The iPad was left in the car as all the kids in our camp crawled on petrified sand dunes, rolled down sand hills and hunted for caterpillars and beetles that stuck their bottoms up in the air when threatened.
Devils Garden includes 50 campsites and two group sites that can be reserved. Many are tucked into the slickrock, providing some privacy and a built-in playground for kids. But it is not only children, however, who feel like playing.
"Kids look at this place just like I do, as a big sandstone playground where you can climb on these rocks and feel like a giant and like you just reached the top of your own personal mountain," said Arches National Park naturalist Karen Henker. "Every campsite has its own little nooks and crannies to explore or a rock fin or a little garden of flowers.
"And our sand is famously fine. You just want to dig your toes into to it. We are walking through sand dune deserts millions of years old."
My 8-year-old daughter, Lucie, found the sand can also serve another purpose.
"Sometimes when you dig down the sand gets cool and it feels so good on your feet," she said.
Such are the memories of family camping Arches.

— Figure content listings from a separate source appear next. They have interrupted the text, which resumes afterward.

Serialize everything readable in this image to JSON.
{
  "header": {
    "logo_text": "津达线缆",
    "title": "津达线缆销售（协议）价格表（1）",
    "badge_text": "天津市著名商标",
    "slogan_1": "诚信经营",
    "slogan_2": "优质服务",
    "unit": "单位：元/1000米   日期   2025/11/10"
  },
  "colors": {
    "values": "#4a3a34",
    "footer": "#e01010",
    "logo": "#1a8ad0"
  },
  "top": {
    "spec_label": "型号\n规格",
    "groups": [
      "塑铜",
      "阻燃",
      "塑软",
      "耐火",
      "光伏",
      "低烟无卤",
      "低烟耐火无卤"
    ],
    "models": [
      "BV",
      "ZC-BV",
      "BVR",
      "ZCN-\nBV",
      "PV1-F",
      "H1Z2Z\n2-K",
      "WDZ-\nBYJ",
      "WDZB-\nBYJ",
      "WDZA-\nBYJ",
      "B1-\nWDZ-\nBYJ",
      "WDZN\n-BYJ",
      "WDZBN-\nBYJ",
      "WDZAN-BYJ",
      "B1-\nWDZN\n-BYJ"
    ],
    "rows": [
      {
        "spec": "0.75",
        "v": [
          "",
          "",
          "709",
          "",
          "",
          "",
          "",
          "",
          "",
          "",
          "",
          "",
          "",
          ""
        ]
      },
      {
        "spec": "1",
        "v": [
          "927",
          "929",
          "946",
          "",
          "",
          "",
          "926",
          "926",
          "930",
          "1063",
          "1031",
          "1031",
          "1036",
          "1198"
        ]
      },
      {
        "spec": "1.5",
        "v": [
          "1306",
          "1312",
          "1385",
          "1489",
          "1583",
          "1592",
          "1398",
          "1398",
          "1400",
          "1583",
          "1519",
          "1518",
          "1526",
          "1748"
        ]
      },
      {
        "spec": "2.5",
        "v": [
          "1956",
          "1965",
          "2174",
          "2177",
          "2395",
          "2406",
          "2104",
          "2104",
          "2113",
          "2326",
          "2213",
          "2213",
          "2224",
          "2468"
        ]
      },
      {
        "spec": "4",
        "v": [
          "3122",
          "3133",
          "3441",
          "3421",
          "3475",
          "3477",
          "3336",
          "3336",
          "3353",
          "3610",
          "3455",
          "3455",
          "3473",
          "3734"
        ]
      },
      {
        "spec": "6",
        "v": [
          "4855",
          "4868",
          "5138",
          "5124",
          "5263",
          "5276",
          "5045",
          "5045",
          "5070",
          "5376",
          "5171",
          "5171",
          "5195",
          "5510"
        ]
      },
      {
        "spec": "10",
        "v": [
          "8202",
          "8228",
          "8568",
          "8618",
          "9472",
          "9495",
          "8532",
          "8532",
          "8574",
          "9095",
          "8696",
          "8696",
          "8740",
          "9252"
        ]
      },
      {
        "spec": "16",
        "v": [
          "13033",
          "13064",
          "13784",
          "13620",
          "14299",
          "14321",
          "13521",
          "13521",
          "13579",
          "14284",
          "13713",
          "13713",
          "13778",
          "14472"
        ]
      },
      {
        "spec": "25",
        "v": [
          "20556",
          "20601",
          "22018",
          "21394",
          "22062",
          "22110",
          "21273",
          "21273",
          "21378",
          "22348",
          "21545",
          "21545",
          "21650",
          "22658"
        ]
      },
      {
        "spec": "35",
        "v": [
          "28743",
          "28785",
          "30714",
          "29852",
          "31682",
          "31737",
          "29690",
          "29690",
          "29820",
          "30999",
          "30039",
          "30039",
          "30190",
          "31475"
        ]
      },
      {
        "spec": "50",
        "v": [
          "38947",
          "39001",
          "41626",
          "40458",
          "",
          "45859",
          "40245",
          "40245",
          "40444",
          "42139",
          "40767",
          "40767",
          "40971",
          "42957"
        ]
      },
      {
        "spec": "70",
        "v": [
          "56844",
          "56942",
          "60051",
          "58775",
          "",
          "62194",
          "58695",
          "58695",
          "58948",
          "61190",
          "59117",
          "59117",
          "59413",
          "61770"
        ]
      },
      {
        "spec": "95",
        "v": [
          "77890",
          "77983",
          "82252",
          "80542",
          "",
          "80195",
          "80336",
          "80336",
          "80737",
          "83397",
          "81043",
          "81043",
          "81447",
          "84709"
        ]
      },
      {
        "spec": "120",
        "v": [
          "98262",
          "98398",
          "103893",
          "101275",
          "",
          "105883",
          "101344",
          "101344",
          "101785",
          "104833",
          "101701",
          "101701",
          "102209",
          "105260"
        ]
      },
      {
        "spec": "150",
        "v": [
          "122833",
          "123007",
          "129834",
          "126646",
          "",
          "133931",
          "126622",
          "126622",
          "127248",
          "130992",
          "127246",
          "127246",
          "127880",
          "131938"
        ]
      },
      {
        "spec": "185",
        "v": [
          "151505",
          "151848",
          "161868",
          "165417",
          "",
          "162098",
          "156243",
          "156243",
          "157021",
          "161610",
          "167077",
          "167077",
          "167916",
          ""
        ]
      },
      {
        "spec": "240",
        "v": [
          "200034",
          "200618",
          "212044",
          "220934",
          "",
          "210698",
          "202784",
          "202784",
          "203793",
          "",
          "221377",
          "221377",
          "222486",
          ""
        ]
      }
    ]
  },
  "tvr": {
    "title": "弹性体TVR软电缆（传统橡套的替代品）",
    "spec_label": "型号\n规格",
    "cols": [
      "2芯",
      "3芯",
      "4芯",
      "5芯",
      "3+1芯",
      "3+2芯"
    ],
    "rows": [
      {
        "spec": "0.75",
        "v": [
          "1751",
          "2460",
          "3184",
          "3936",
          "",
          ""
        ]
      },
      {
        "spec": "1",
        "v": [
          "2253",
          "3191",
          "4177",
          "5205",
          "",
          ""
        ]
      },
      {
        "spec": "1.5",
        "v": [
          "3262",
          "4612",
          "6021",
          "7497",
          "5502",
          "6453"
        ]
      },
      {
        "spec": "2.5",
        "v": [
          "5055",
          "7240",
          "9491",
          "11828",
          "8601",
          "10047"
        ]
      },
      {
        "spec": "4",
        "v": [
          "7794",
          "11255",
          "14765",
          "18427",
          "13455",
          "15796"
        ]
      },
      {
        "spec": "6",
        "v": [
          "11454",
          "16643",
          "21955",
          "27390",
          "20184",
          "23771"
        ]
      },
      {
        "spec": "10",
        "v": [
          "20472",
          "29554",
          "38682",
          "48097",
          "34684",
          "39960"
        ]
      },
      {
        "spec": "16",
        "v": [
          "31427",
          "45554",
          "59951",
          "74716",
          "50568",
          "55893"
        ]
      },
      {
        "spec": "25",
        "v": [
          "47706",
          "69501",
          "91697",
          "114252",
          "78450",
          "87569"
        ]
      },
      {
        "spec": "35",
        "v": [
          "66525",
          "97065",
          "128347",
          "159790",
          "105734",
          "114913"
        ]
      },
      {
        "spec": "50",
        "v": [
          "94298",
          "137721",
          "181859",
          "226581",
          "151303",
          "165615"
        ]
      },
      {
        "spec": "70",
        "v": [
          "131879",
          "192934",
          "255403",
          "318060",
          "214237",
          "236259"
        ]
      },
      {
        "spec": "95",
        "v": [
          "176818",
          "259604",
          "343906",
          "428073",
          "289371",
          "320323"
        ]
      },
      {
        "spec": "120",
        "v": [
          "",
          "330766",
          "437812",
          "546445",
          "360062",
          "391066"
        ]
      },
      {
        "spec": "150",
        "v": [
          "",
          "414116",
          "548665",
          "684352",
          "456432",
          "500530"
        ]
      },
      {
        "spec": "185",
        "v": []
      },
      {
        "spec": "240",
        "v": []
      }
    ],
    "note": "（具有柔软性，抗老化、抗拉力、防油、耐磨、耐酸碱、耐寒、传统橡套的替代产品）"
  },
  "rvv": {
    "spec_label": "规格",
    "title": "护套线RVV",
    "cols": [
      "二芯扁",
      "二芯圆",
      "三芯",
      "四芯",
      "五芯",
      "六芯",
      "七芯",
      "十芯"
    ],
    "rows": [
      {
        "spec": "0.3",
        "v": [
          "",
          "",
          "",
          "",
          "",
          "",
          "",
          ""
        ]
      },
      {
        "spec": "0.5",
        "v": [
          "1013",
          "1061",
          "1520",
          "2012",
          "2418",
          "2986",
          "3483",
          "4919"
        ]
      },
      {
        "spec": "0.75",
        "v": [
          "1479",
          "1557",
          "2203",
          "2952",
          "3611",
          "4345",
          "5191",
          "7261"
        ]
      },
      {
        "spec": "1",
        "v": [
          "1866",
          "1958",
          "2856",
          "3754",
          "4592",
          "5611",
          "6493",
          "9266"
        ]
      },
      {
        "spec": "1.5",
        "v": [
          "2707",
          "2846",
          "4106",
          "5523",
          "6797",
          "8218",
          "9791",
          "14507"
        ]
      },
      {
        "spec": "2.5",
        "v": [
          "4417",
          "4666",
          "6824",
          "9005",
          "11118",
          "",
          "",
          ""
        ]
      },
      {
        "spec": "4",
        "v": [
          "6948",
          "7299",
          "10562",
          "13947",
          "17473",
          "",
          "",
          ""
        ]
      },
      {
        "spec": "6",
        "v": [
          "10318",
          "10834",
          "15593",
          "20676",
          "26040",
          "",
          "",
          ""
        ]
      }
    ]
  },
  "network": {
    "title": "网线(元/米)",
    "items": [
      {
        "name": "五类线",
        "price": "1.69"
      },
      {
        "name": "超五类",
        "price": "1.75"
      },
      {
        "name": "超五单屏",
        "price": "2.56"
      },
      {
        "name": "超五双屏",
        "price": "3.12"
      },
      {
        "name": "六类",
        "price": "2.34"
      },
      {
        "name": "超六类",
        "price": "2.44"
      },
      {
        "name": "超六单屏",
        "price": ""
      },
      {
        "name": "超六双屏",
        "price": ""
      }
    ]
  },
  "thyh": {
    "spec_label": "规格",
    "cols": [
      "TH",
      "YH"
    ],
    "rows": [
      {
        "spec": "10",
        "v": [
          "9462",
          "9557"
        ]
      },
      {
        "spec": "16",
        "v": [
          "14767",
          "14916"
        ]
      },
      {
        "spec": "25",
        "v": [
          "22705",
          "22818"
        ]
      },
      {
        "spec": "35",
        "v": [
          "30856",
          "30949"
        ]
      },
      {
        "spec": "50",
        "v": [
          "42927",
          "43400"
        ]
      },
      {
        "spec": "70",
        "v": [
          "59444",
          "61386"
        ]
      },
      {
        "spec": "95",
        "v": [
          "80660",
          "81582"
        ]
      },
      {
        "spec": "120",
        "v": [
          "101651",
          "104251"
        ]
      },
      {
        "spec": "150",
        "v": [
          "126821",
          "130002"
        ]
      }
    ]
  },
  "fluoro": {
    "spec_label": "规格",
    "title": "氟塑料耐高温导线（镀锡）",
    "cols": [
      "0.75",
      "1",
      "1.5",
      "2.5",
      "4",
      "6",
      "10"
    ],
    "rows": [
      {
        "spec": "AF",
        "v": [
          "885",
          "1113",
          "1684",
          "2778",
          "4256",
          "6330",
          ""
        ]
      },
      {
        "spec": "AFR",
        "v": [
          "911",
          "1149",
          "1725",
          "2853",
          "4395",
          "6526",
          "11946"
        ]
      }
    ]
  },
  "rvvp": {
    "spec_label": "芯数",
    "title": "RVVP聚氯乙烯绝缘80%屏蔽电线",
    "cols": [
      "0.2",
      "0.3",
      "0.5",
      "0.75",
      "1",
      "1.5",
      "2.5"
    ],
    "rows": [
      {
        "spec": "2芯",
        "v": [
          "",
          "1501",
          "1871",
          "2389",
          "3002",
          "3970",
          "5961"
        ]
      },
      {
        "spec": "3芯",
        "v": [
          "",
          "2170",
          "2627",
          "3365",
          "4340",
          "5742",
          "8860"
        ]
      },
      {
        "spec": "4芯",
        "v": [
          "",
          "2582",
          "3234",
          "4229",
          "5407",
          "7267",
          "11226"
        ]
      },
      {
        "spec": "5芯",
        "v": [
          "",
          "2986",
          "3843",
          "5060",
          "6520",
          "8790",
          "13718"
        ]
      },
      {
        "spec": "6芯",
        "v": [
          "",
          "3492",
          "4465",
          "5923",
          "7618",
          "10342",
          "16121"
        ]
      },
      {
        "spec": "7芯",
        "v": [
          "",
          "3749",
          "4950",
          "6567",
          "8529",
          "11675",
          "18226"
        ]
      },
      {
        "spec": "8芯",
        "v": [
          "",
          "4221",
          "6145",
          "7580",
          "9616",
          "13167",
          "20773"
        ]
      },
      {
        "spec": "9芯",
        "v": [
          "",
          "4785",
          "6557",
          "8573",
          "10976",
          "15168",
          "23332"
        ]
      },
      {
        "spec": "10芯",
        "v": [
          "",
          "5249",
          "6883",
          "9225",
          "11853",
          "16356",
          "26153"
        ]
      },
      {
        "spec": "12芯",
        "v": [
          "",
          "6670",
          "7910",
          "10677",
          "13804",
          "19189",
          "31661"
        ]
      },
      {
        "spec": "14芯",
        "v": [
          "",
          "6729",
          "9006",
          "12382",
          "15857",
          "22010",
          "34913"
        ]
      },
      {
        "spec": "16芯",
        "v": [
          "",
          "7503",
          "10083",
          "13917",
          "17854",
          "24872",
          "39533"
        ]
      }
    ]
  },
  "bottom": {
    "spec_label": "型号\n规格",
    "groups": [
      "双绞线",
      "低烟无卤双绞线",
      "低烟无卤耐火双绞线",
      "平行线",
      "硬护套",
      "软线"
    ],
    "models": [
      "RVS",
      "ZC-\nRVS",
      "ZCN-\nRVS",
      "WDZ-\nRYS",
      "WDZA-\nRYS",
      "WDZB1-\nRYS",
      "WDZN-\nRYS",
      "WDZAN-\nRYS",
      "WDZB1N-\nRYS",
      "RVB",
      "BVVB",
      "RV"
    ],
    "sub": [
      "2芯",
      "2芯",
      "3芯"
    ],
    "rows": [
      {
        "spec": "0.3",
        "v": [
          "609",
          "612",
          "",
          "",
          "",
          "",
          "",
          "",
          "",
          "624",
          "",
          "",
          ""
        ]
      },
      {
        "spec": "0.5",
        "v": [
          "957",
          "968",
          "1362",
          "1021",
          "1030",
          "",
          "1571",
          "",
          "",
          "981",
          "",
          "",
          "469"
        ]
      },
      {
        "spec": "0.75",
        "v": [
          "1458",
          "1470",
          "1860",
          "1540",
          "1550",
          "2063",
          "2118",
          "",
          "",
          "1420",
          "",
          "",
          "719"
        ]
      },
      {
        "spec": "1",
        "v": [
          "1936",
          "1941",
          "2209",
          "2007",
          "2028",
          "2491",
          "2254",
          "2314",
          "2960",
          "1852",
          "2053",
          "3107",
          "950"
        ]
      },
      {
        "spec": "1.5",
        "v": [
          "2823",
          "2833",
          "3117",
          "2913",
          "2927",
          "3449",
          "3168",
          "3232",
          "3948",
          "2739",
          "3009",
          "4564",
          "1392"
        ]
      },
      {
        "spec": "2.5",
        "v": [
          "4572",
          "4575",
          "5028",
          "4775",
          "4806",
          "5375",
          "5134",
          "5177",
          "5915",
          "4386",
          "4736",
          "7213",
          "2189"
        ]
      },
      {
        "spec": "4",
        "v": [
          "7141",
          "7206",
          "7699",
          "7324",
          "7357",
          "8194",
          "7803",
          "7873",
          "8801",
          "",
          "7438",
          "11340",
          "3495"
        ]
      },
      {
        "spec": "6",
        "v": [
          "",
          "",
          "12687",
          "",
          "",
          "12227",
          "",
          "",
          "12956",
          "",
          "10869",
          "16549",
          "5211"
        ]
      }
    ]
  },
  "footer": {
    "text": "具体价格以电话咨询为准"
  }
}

Our family has plenty of them.
Like the time my oldest son, then 6 or 7 years old, finally caught a lizard after many futile attempts only to have the creature ruin his elation by nipping him on the finger and sending him into tears.
On another trip when he was still a toddler the wind ripped the pacifier out of his mouth when we made that final turn from the trail to Delicate Arch and carried it over the cliff, prompting a trip all the way to Moab for a new binky.
We have photos of our family enjoying a break from the sun under Wall Arch, just past Landscape Arch on the Devils Garden trail. Little did we know the arch would collapse during our lifetime: The 71-foot-tall and 33½-foot-wide arch collapsed in 2008, blocking the trail but fortunately not injuring any visitors.
"That event was really a gift," Henker said, "a reminder to us all that these things are moving. Human beings just don't live very long, and we don't have a chance to witness geology in action. It was also a bit of a safety wake-up call. By definition, these things are on the move."
A huge slab broke off of Landscape Arch in 1991, forcing park officials to close trails under the formation.
Henker says there are more than 2,000 documented arches in the park.
"It is the densest concentration for natural arches in the world," she said. "The majority are not visible from the scenic road, but a lot of them are hiding in plain sight."
She suggests parents explain that an arch only needs to be a 3-foot opening in any direction and then encourage kids to see if they can find arches not shown on the park map.
Experiencing Arches National Park during the day with the masses is one thing; watching the sun set, seeing the stars pop out and crawling into the tent with your family is another.
"It's fun to all sleep in one place," my daughter said. "Sometimes it is good to see each other so much more and that we are all together in our sleeping bags."
"My children will look back on these times of camping and recognize them as important family opportunities and times that they grew and explored on their own," she said. "I think they will cherish these opportunities and, hopefully, take their own kids camping as well."